研究所特徴
セメント系3Dプリンティングに関する研究要素は、地域の官民のニーズ調査、文化等を反映した意匠、最適な材料の選定、ロボットの制御、トポロジー最適化設計※1を含めた構造解析、表面加工や切削・研磨処理、成果物の3Dスキャニングや利用者の視点での分析など、多岐にわたります。
土木・建築・機械・ロボット・電気・情報・化学・心理といった広い専門分野を融合できる金沢工業大学と、土木建設材料のカーボンニュートラル※2や、ロボットを活用した施工の自動化システムを有する鹿島建設株式会社(以下、鹿島建設といいます)は、両者の知見と技術を活かしてセメント系3Dプリンティングの設計・製造・施工技術を開発します。さらに、地元自治体等と連携し、社会実装に向けた研究を推進しています。
研究内容概要
セメント系3Dプリンティングを建設分野に普及展開するために、製作物を公共の場に設置し認知してもらう事も含め、地方自治体などと連携した産官学での研究開発も推進しています。
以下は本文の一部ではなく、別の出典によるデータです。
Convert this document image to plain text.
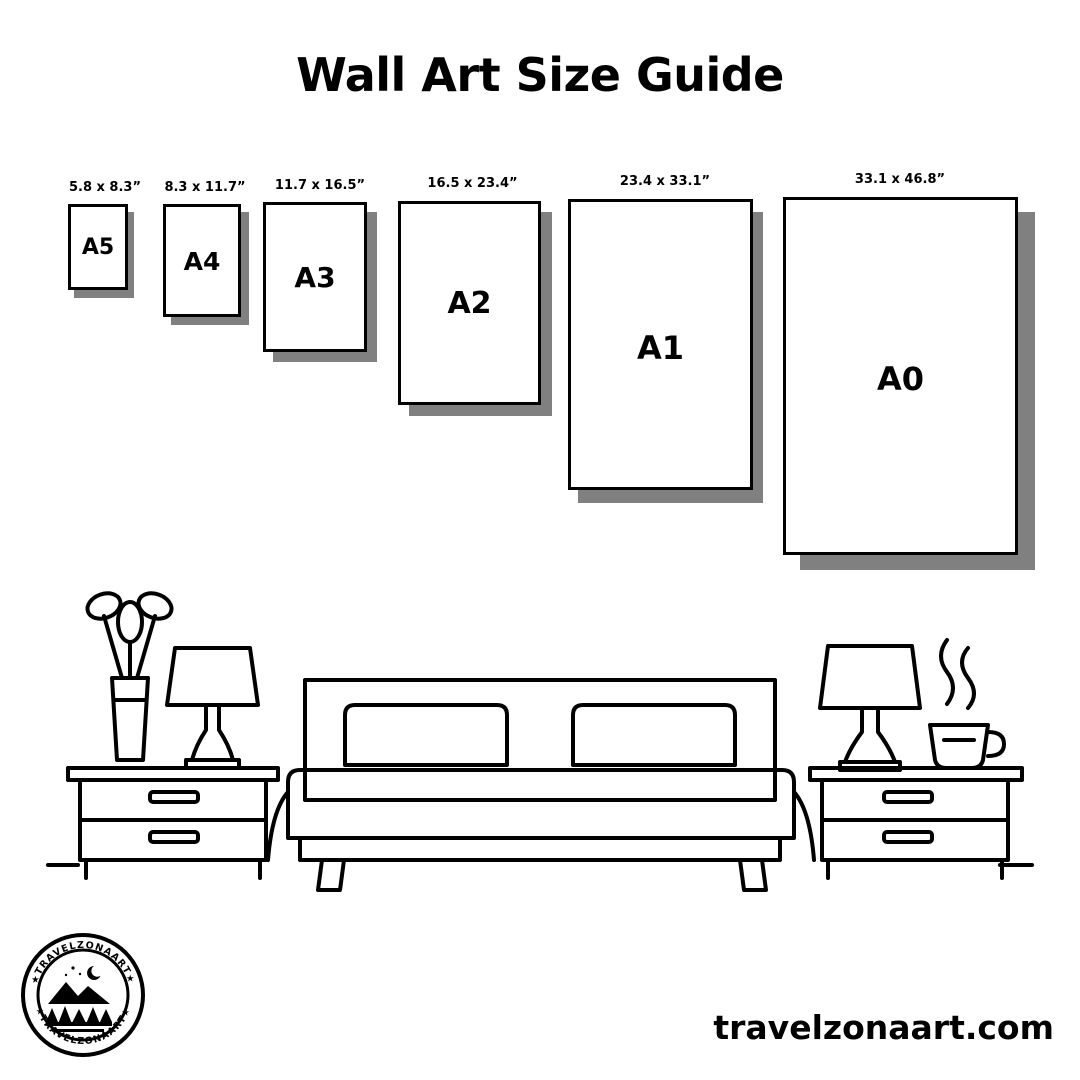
Wall Art Size Guide
5.8 x 8.3”
A5
8.3 x 11.7”
A4
11.7 x 16.5”
A3
16.5 x 23.4”
A2
23.4 x 33.1”
A1
33.1 x 46.8”
A0
★TRAVELZONAART★
★TRAVELZONAART★	travelzonaart.com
金沢工業大学は学科横断の研究体制をとり、また鹿島建設は社内横断の連携体制をとり、両者が組織対組織の連携体制を築いています。また学生達も、大学教員や鹿島建設の技術者の指導の元、主体的に社会実装研究へ参画する事によって、実践的な技術開発の経験を積み上げています。
3Dプリンティングによるセメント積層サンプル
※1 トポロジー最適化設計
設計したい空間に対して必要な制約条件を与えて、どのように材料を配置すれば最適な構造となるのかを計算し設計する手法です。
※2 カーボンニュートラル
カーボンニュートラルとは、温室効果ガス排出量と温室効果ガス吸収量の総和をゼロにすることを言います。(それに対してカーボンネガティブとは、二酸化炭素(CO2)の吸収量が排出量よりも多い状態の事を言い、カーボンニュートラルに留まらず、さらに吸収量を上げ、全体の排出量をマイナスにしてしまう状態のことを指します。)
※3 CO2-SUICOM®
CO2-Storage and Utilization for Infrastructure by Concrete Materials
CO2-SUICOM(シーオーツースイコム)は、 中国電力株式会社、鹿島建設株式会社、デンカ株式会社の登録商標です。
※4 i-Construction
測量から設計施工/維持管理までの建設プロセスにおいて一貫した3Dデータ を全面活用し、抜本的な生産性向上を目指す国土交通省が推進する取組みです。